“The conquest of the earth, which mostly means the taking it away from those who have a different complexion or slightly flatter noses than ourselves, is not a pretty thing when you look into it too much. What redeems it is the idea only. An idea at the back of it; not a sentimental pretense but an idea; and an unselfish belief in the idea — something you can set up, and bow down before, and offer a sacrifice to…”
In an almost poetic manner, Marlow presents the basis for which conquerors wreck havoc on those they deem weaker than them. Their actions are based on an idea they have been ingrained with to follow so as not to scrutinize and keep at bay the dark truth lurking underneath.
“He would have liked to invent something, get her to make-believe with him that some passage of a romantic or critical kind had originally occurred. He was really almost reaching out in imagination-as against time-for something that would do, and saying to himself that if it didn’t come this new incident would simply and rather awkwardly close. They would separate, and now for no second or for no third chance. They would have tried and not succeeded.

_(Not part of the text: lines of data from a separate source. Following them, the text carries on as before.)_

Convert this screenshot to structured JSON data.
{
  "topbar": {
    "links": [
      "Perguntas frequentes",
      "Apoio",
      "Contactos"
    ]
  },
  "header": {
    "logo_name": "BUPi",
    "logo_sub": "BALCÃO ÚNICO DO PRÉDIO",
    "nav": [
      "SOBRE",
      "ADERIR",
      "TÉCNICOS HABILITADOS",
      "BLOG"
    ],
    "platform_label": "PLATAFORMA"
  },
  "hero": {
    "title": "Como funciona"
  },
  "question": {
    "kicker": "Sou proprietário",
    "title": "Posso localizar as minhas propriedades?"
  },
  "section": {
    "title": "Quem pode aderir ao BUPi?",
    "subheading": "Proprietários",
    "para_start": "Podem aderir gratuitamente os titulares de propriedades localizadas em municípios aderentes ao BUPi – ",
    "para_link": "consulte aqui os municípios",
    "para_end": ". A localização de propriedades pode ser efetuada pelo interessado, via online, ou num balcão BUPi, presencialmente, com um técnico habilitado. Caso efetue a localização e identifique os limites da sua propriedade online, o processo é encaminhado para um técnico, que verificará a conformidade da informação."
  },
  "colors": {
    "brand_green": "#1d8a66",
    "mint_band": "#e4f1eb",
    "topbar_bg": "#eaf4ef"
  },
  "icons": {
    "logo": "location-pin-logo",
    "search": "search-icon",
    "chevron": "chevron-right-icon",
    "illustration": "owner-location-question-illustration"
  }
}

Henry James, “The Beast in the Jungle,” in Major Stories and Essays (New York: Library of America, 1999), pg. 449
This passage illustrates Marcher’s longing to connect with May, even if it’s by means of pretense. There’s a desperate quality to his musings in wanting to remain in the moment.
“Why, the capacity to spend endless time with dull women- to spend it, I won’t say without being bored, but without minding that they are, without being driven off at a tangent by it; which comes to the same thing. I am your dull woman, a part of the daily bread for which you pray at church. That covers your tracks more than anything.”
“The Beast in the Jungle.” In The Better Sort. New York: Scribner, 1903. Internet Archive. http://archive.org/details/bettersort00jamegoog. 208-209
I found this passage funny, how women are part of men’s daily penance and yet “save” men or cover up their tracks.